Coupling of Flow and Biogeochemical Processes Controlling the Environmental Conditions in the Hyporheic Zone: Implications for the Streambed Habitat

The hyporheic zone of streams not only connects groundwater and surface water, but is essential for nutrient and carbon cycling and provides crucial habitat for organisms (termed hyporheos). Here we demonstrate how flow (groundwater discharge and hyporheic exchange) and biogeochemical processes interact to form environmental conditions and habitat for hyporheos. This provides the understanding to assess how hyporheic conditions may be altered by changing flow paths caused by flow perturbations such as groundwater pumping. The studied reaches in the Maules Creek Catchment in New South Wales, Australia, comprise intermittent losing, perennial gaining and perennial losing sections, and are therefore well-suited to study how different flow paths affect water quality. Surface water, hyporheic zone pore water (at depths between 0.4 and 0.8 m), and groundwater from monitoring bores, was sampled and analysed for water quality and hyporheos. For each hyporheic site the hydraulic potential for upwelling or down-welling was measured by the vertical hydraulic head difference. Upwelling regional groundwater was generally oxic with detectable nitrate and low DOC (dissolved organic carbon). On the other hand, hyporheic water in down-welling zones became anoxic at shallow depths (< 1 m), with dissolved reduced species such as Fe2+, Mn2+ and NH4+ and no O2, forming a steep vertical redox gradient from the streambed into the sediment. Upwelling hyporheic water (originating from the stream) was found to have a similar hydrochemical signature. These zones did not support habitat for hyporheic invertebrates because metazoan organisms cannot permanently inhabit anoxic environments.
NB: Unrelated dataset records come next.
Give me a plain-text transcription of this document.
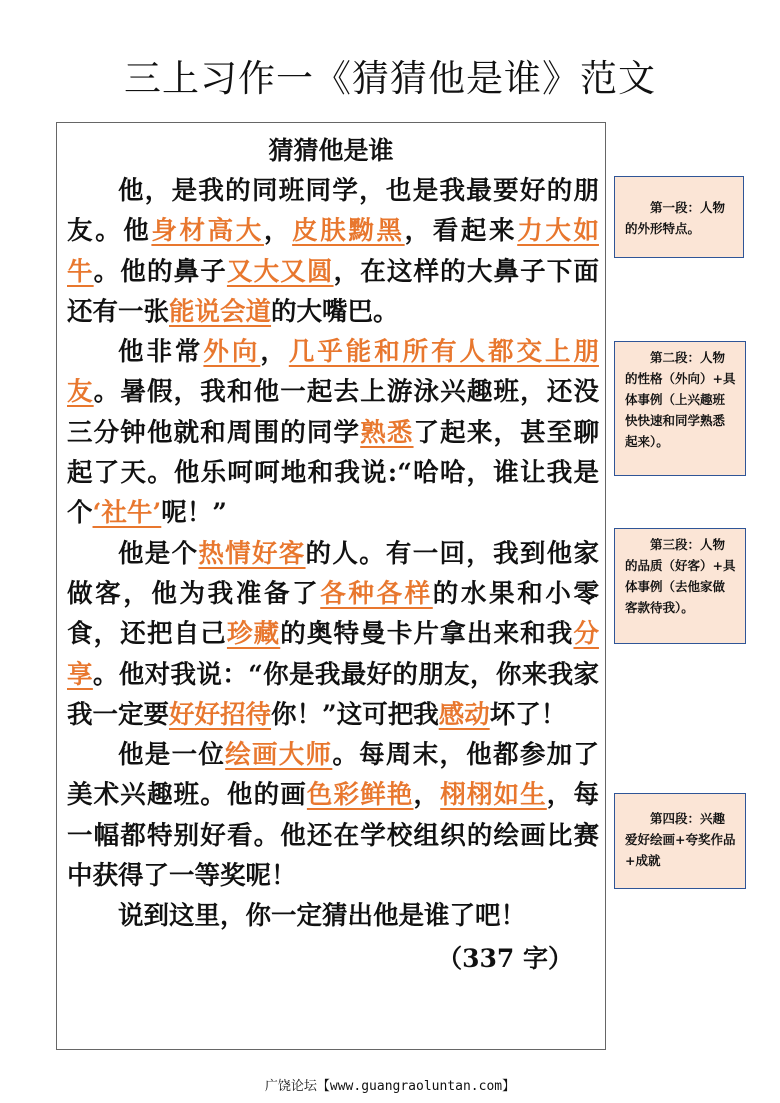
三上习作一《猜猜他是谁》范文
猜猜他是谁

他，是我的同班同学，也是我最要好的朋友。他身材高大，皮肤黝黑，看起来力大如牛。他的鼻子又大又圆，在这样的大鼻子下面还有一张能说会道的大嘴巴。

他非常外向，几乎能和所有人都交上朋友。暑假，我和他一起去上游泳兴趣班，还没三分钟他就和周围的同学熟悉了起来，甚至聊起了天。他乐呵呵地和我说:“哈哈，谁让我是个‘社牛’呢！”

他是个热情好客的人。有一回，我到他家做客，他为我准备了各种各样的水果和小零食，还把自己珍藏的奥特曼卡片拿出来和我分享。他对我说：“你是我最好的朋友，你来我家我一定要好好招待你！”这可把我感动坏了！

他是一位绘画大师。每周末，他都参加了美术兴趣班。他的画色彩鲜艳，栩栩如生，每一幅都特别好看。他还在学校组织的绘画比赛中获得了一等奖呢！

说到这里，你一定猜出他是谁了吧！

（337 字）
第一段：人物的外形特点。
第二段：人物的性格（外向）+具体事例（上兴趣班快快速和同学熟悉起来）。
第三段：人物的品质（好客）+具体事例（去他家做客款待我）。
第四段：兴趣爱好绘画+夸奖作品+成就
广饶论坛【www.guangraoluntan.com】
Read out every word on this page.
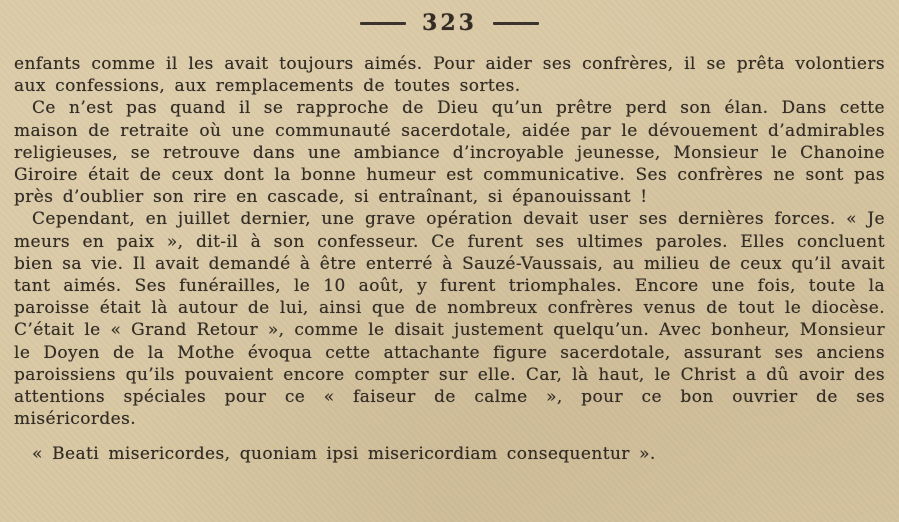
323

enfants comme il les avait toujours aimés. Pour aider ses confrères, il se prêta volontiers aux confessions, aux remplacements de toutes sortes.

Ce n’est pas quand il se rapproche de Dieu qu’un prêtre perd son élan. Dans cette maison de retraite où une communauté sacerdotale, aidée par le dévouement d’admirables religieuses, se retrouve dans une ambiance d’incroyable jeunesse, Monsieur le Chanoine Giroire était de ceux dont la bonne humeur est communicative. Ses confrères ne sont pas près d’oublier son rire en cascade, si entraînant, si épanouissant !

Cependant, en juillet dernier, une grave opération devait user ses dernières forces. « Je meurs en paix », dit-il à son confesseur. Ce furent ses ultimes paroles. Elles concluent bien sa vie. Il avait demandé à être enterré à Sauzé-Vaussais, au milieu de ceux qu’il avait tant aimés. Ses funérailles, le 10 août, y furent triomphales. Encore une fois, toute la paroisse était là autour de lui, ainsi que de nombreux confrères venus de tout le diocèse. C’était le « Grand Retour », comme le disait justement quelqu’un. Avec bonheur, Monsieur le Doyen de la Mothe évoqua cette attachante figure sacerdotale, assurant ses anciens paroissiens qu’ils pouvaient encore compter sur elle. Car, là haut, le Christ a dû avoir des attentions spéciales pour ce « faiseur de calme », pour ce bon ouvrier de ses miséricordes.

« Beati misericordes, quoniam ipsi misericordiam consequentur ».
No invertebrates were found for Fe2+ concentrations above 2 mg/L. The hyporheos in these zones appeared to be dominated by anaerobic microbes including Fe-reducing bacteria. Our results show that flow conditions affect water quality, which in turn regulates the habitat of hyporheic invertebrates as they will not exist under anoxic conditions. The results have implications for understanding the ecological responses of the hyporheic zone to perturbations which affect flow and biogeochemical processes.